That does look (I am not sure about _local bit, though) well
organized, but I suspect that it can be left for a follow-on
clean-up series, perhaps?

Thanks.
Glen Choo March 29, 2023, 8:02 p.m. UTC | #3
Junio C Hamano <gitster@pobox.com> writes:

>>> I.e. we actually *do* have a repo there, we just haven't bridged the gap
>>> of "ignore most of its config" so we can use config_with_options()
>>> there.
>> 	 struct config_options {
>> 	        unsigned int respect_includes : 1;
>> 	+       unsigned int ignore_system : 1;
>> 	+       unsigned int ignore_global : 1;
>> 	        unsigned int ignore_repo : 1;
>> 	+       unsigned int ignore_local : 1;
>> 	        unsigned int ignore_worktree : 1;
>> 	        unsigned int ignore_cmdline : 1;
>> 	        unsigned int system_gently : 1;
>
> That does look (I am not sure about _local bit, though) well
> organized, but I suspect that it can be left for a follow-on
> clean-up series, perhaps?

Makes sense, I did suggest something similar previously:

  https://lore.kernel.org/git/kl6ly1oze7wb.fsf@chooglen-macbookpro.roam.corp.google.com

But I think that's a follow up series for sure.
Glen Choo March 30, 2023, 5:51 p.m. UTC | #4
Ævar Arnfjörð Bjarmason <avarab@gmail.com> writes:

> On Tue, Mar 28 2023, Glen Choo via GitGitGadget wrote:
>> A more typical approach would be to put this struct on "the_repository",
>> but that's a worse fit for this use case since config reading is not
>> scoped to a repository. E.g. we can read config before the repository is
>> known ("read_very_early_config()"), blatantly ignore the repo
>> ("read_protected_config()"), or read only from a file
>> ("git_config_from_file()"). This is especially evident in t5318 and
>> t9210, where test-tool and scalar parse config but don't fully
>> initialize "the_repository".
>
> [...]
>
> But I think this paragraph still does a bad job of justifying this
> direction with reference to existing code.
>
> Why? Because from reading it you get the impression that with
> read_very_early_config() and read_protected_config() "config reading is
> not scoped to a repository", but "scoped to" is doing a *lot* of work
> here.
>
> [...]
>
> So, so far the reader might be genuinely confused, since we already have
> a "repo" in scope why can't we use it for this cache? Even if just
> reading the system config etc.
>
> For *those* cases I think what I *think* you're going for is that while
> we have a "struct repository" already, we don't want to use it for our
> "cache", and instead have a file-scoped one.

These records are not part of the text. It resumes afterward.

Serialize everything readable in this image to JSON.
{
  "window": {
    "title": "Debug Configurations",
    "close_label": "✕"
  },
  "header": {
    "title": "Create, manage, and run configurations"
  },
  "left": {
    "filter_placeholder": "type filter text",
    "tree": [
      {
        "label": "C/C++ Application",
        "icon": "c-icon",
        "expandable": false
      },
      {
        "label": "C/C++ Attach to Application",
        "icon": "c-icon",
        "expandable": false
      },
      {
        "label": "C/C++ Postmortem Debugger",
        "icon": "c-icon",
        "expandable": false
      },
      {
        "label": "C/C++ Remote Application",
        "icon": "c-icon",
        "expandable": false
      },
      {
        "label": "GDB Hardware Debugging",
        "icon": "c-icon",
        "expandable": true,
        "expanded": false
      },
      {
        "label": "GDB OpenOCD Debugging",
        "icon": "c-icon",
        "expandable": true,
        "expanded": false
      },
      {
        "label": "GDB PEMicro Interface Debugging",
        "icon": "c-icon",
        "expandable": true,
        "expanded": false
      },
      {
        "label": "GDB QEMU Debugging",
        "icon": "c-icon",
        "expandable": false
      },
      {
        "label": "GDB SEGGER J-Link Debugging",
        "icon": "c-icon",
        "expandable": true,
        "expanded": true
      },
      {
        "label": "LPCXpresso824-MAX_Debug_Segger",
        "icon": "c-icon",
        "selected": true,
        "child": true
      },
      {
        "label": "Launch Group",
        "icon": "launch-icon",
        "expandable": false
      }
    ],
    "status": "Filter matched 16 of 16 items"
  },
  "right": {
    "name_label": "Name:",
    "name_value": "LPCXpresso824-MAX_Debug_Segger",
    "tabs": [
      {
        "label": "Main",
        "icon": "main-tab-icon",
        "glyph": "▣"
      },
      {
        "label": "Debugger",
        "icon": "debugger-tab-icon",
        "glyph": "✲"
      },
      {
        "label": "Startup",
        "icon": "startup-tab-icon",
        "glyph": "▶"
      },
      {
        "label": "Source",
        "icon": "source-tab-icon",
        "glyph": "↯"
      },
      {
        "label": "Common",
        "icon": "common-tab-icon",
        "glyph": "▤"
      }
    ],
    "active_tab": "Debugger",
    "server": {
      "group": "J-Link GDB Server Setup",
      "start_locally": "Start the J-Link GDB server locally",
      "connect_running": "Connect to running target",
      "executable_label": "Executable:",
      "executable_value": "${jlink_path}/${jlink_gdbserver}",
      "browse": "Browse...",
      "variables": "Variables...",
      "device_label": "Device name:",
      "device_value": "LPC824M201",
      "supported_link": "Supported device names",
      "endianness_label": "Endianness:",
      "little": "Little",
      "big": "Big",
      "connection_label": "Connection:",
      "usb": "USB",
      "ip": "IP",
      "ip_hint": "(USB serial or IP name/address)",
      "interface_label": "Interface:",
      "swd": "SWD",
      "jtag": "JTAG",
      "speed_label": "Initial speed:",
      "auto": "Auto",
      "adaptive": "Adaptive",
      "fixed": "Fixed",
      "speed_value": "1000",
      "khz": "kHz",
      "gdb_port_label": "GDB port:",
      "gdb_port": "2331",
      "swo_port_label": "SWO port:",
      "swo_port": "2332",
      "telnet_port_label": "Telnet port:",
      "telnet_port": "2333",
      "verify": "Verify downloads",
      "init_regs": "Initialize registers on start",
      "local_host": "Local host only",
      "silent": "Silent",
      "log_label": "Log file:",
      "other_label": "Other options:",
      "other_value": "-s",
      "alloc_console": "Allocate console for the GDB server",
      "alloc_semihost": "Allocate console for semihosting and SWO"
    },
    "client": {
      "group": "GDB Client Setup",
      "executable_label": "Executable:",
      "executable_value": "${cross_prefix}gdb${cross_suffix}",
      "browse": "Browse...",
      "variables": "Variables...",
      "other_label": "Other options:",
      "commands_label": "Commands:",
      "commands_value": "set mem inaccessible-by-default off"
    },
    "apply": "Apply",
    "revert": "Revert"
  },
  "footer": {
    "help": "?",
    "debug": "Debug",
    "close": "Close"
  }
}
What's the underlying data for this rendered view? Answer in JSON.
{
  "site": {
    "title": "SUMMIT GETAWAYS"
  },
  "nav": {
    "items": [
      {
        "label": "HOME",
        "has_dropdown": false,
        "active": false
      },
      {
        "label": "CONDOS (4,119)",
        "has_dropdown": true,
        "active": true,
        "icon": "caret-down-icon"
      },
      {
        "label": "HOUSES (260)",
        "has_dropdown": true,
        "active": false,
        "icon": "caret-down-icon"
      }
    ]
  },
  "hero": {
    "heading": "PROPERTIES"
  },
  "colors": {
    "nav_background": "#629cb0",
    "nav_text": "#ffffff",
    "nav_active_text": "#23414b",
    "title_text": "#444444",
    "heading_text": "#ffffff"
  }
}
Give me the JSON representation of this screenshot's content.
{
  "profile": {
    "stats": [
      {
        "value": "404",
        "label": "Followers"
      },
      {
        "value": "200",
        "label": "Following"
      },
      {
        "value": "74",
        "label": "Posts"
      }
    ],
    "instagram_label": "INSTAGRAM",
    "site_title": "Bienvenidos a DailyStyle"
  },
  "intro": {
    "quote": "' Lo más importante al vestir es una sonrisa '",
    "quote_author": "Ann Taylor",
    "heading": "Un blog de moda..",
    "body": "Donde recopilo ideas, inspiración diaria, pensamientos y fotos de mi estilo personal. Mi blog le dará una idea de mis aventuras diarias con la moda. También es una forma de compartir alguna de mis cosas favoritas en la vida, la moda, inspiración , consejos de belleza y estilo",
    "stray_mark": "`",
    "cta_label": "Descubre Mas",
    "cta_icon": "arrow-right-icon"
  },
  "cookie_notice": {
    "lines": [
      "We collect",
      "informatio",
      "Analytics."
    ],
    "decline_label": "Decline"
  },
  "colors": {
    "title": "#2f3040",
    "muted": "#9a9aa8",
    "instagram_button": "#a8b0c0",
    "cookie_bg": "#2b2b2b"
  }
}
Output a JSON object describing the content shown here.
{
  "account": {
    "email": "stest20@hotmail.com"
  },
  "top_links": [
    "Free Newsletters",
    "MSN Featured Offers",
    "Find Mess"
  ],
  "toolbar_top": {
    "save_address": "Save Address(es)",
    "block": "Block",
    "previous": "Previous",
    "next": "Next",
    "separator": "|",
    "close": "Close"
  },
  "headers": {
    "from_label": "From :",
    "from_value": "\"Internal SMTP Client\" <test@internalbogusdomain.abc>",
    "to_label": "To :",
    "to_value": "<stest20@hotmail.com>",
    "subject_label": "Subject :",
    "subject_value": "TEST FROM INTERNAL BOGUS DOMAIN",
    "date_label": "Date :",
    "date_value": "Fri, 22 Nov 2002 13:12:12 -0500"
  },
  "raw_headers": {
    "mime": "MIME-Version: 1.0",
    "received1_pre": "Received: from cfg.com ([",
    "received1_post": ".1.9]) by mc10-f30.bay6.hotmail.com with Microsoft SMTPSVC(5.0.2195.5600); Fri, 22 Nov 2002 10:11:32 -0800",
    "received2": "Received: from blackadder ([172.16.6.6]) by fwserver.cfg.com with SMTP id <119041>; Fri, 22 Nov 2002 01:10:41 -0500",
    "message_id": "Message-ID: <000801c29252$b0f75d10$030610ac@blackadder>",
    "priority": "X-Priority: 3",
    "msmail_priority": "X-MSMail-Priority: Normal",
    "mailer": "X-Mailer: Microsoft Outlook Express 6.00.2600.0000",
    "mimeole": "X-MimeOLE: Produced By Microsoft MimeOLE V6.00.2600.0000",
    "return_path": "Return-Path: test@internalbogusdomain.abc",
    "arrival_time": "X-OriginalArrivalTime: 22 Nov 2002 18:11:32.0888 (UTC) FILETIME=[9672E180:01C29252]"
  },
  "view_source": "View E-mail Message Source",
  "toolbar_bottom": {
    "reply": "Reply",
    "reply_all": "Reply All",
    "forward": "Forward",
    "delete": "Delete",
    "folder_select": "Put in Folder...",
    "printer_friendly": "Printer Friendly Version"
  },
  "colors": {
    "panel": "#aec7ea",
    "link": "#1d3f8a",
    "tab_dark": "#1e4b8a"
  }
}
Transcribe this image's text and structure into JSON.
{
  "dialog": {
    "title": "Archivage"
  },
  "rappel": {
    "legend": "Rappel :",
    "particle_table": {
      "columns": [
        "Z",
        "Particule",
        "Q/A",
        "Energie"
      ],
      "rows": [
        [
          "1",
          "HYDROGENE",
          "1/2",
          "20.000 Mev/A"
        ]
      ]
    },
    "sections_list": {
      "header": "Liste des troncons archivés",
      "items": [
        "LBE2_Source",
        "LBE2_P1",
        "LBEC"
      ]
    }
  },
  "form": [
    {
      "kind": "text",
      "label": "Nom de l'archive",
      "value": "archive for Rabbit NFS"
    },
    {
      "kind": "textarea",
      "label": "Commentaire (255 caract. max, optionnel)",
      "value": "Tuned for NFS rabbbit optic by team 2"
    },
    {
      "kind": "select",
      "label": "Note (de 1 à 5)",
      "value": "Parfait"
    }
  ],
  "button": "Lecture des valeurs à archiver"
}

I was probably unclear, bleh. I intended "repository" to mean 'the thing
users interact with', not "struct repository". At any rate, the major
use case I'm concerned with is 'reading config from a file', where the
repository really isn't relevant at all (more on that later).

> Personally, I don't see how it's cleaner to always use a file-scope
> rather than piggy-back on the global we almost always have (or provide a
> fallback), but let's not get on that topic again :)

Piggybacking is probably less intrusive, but I'm not sure it results in
a coherent interface. The _only_ use of git_config_source.repo is to
read config from blobs in config_with_options() (which we need to read
.gitmodules from commits, not the working copy). After that, we don't
actually propagate the "struct repository" at all (because it's not
needed), and I think it makes sense to keep it that way.

> Now, the case that *is* special on the other hand is
> git_config_from_file(), there we really don't have a "repository" at
> all, as it never gets the "struct config_include_data inc", or a
> "git_config_source".
>
> But if we dig a bit into those cases there's 3x users of
> git_config_from_file() outside of config.c itself:
>
>  * setup.c, to read only repo's "config.worktree"
>  * setup.c, to read only repo "config"
>  * sequencer.c, to read "sequencer/opts"

We should also include git_config_from_file_with_options() (which is
basically the same thing), which adds one more caller:

* bundle-uri.c, to read bundle URI files

> For the former two, I think the only thing that's needed is something
> like this, along with a corresponding change to
> do_git_config_sequence():
>
> 	diff --git a/config.h b/config.h
> 	index 7606246531a..b8a3de4eb93 100644
> 	--- a/config.h
> 	+++ b/config.h
> 	@@ -85,7 +85,10 @@ typedef int (*config_parser_event_fn_t)(enum config_event_t type,
> 	 
> 	 struct config_options {
> 	        unsigned int respect_includes : 1;
> 	+       unsigned int ignore_system : 1;
> 	+       unsigned int ignore_global : 1;
> 	        unsigned int ignore_repo : 1;
> 	+       unsigned int ignore_local : 1;
> 	        unsigned int ignore_worktree : 1;
> 	        unsigned int ignore_cmdline : 1;
> 	        unsigned int system_gently : 1;
>
> I.e. we actually *do* have a repo there, we just haven't bridged the gap
> of "ignore most of its config" so we can use config_with_options()
> there.

I'm ambivalent on this. On the one hand, you're not wrong to say that
there probably _is_ a repository that we just happen to not care about,
and maybe it makes sense for config_with_options() to see a "struct
repository". On the other, I'm still quite convinced that the "struct
repository" that we already have just happens to be there by accident
(because "struct git_config_source" is a union of unrelated things), and
I don't think we should be piggybacking onto that.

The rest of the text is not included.